Tambang emas di Aceh juga dicatat dalam sejarah pernah ada di Pase, setelah didirikannya Kerajaan Pasai. Tambang emas dibangun di hulu Sungai Pasai, di atas Kampung Perak. Tambang emas tersebut dikerjakan oleh sarjana dari Persia.
Dalam sebuah legenda disebutkan bahwa pada suatu hari Meurah Silu memasang lukah di Sungai Peusangan. Lukah itu dihanyutkan oleh banjir besar. Setelah diambil dan kemudian isinya direbus, terdapatlah emas. Tempat Meurah Silu memasang lukah yaitu di Krueng Meuh, yang saat ini berlokasi di atas Awee Geutah, Kecamatan Peusangan Siblah Krueng, Bireuen.
Bukti otentik tentang tambang emas di Pasai dapat dilihat dari mata uang yang digunakan oleh Kerajaan. Sultan Malikussaleh merupakan raja satu-satunya yang mulai membuat alat tukar dari emas, yang disebut derham emas (Pasaiche gouden munten) yang dikeluarkan oleh Sultan Zainal Abidin Bahian Syah, dan Ratu Buhayah. Saat itu raja-raja di tempat lain mengeluarkan uang dari kulit dan timah.
Sesudah Sultan Malikusaaleh, barulah sultan-sultan lain di Aceh terus menerus membuat alat pertukaran dari emas, yang disebut derham emas (Atjehsche gouden munten). Pembuatan alat tukar tersebut berlangsung hingga ujung kekuasaan Sultanah Syafiatuddin Syah (1641-1675).
Pada masa kekuasaan Sultanah Tajul Alam Syafiatuddin Syah, tambang emas dibangun di Geumpang (Pidie). Di dalam Sungai Geumpang yang berjarak kira-kira 100 kilometer dari Sigli berhasil ditemukan emas urai.
Emas urai tersebut merupakan salah satu komoditas perniagaan Aceh yang sangat maju kala itu. Bahkan karena saking besarnya, VOC menjadi tukang seludup emas urai. Mereka kemudian meminta memonopoli perdagangan emas urai. Tapi ditolak oleh Sultanah. Aceh Darussalam tetap hanya bersedia berniaga emas dengan mitra lamanya yaitu Inggris, India, Parsia, Arab, dan Tionghoa.
Di masa Sultan Djamalul Alam (1711-1733) dibuka tambang emas di Aceh yaitu di hulu Sungai Meulaboh, tepatnya di Tutut. Semua hasilnya dibawa ke Bandar Aceh untuk selanjutnya diniagakan.
Pada masa Sultan Djohar Alam Syah (1802-1830) pusat perniagaan emas tidak lagi di Bandar Aceh, tapi berpindah ke bandar di Pulau Penang. Penang menjadi pusat niaga emas hingga Aceh diserbut oleh Belanda pada 1873.
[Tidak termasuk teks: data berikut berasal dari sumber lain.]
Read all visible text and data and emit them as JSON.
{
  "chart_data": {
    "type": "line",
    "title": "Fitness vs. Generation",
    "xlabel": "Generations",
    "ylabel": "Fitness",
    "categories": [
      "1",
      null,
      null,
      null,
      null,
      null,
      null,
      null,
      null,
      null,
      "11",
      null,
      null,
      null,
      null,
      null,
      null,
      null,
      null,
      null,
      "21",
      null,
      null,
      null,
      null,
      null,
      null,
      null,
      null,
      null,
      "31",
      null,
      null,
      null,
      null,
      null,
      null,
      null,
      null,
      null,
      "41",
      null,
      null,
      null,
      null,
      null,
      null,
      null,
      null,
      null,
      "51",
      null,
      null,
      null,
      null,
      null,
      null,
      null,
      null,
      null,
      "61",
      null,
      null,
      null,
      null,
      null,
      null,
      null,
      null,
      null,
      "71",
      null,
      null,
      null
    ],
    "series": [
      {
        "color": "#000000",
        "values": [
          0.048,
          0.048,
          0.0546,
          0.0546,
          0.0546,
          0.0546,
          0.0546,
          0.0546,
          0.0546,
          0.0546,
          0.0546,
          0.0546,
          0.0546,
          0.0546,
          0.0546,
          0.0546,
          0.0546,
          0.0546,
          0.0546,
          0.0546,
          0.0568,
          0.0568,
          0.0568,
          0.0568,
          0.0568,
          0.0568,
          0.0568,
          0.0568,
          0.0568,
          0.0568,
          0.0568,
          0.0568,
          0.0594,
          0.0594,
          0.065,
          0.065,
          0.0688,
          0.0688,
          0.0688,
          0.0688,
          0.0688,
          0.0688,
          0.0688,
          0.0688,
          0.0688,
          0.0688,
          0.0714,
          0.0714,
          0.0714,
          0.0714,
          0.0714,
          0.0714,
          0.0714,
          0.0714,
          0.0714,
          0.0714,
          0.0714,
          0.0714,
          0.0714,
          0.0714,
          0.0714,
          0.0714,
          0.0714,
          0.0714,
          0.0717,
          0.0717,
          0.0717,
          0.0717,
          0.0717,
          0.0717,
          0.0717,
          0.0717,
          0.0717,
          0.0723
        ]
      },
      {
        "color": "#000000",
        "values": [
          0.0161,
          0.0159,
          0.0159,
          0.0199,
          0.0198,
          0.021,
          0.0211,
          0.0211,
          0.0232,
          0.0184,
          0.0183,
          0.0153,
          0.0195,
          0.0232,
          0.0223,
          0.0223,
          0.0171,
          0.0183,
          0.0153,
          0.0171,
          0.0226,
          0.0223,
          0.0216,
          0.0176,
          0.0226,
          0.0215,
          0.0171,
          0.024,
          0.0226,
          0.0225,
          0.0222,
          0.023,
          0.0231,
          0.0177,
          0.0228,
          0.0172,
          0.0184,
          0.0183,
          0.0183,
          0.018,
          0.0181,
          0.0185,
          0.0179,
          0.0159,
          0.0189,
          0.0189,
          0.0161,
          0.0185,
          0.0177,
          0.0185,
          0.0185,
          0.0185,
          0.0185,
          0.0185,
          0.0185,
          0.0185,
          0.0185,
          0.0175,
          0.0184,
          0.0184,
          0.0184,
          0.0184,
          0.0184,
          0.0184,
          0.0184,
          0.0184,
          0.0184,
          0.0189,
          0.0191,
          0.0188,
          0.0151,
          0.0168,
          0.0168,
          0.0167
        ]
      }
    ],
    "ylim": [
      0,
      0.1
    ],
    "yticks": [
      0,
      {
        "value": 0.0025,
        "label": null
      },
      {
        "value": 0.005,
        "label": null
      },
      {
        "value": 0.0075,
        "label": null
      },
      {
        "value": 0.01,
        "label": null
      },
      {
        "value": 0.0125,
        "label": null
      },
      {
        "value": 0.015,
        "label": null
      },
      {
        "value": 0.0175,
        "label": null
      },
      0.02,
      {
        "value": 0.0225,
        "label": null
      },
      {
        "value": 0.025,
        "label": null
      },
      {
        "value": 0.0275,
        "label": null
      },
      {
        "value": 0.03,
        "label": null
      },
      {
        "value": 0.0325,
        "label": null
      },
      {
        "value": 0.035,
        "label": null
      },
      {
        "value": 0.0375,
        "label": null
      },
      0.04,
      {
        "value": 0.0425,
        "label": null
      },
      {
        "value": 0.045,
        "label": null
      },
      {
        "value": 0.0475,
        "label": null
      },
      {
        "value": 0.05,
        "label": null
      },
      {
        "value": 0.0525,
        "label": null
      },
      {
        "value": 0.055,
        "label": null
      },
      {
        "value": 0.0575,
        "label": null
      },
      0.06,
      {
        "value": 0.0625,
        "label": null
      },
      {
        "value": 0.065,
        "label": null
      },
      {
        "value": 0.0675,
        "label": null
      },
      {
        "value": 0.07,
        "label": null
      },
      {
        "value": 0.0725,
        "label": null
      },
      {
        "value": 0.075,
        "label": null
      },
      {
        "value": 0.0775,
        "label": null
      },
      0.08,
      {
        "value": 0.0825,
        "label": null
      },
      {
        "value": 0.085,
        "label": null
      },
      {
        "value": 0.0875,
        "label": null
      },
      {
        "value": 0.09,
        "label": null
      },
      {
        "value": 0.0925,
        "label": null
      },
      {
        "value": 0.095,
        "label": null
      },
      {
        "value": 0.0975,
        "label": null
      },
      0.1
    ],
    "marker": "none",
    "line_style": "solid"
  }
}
Selama peperangan dengan Belanda, penambangan emas dihentikan. Seluruh rakyat mengambil peran dalam perang fisabilillah. Rakyat sibuk bergerilya dari rimba ke rimba. Pemerintah Belanda tidak berani mengambil alih tambang, karena rimba dikuasai oleh pasukan muslimin.
Pada tahun 1938 Masehi, belanda mulai menambang emas di Aceh. Mereka memulainya di Meulaboh. Emas di Tutut ditambang oleh Maatschappy Masmarsman hingga Jepang masuk. Pada tahun 1945, ketika revolusi Republik Indonesia menggelora, perusahaan tambang itu berhenti.
Sumber utama saduran: Tarich Atjeh dan Nusantara.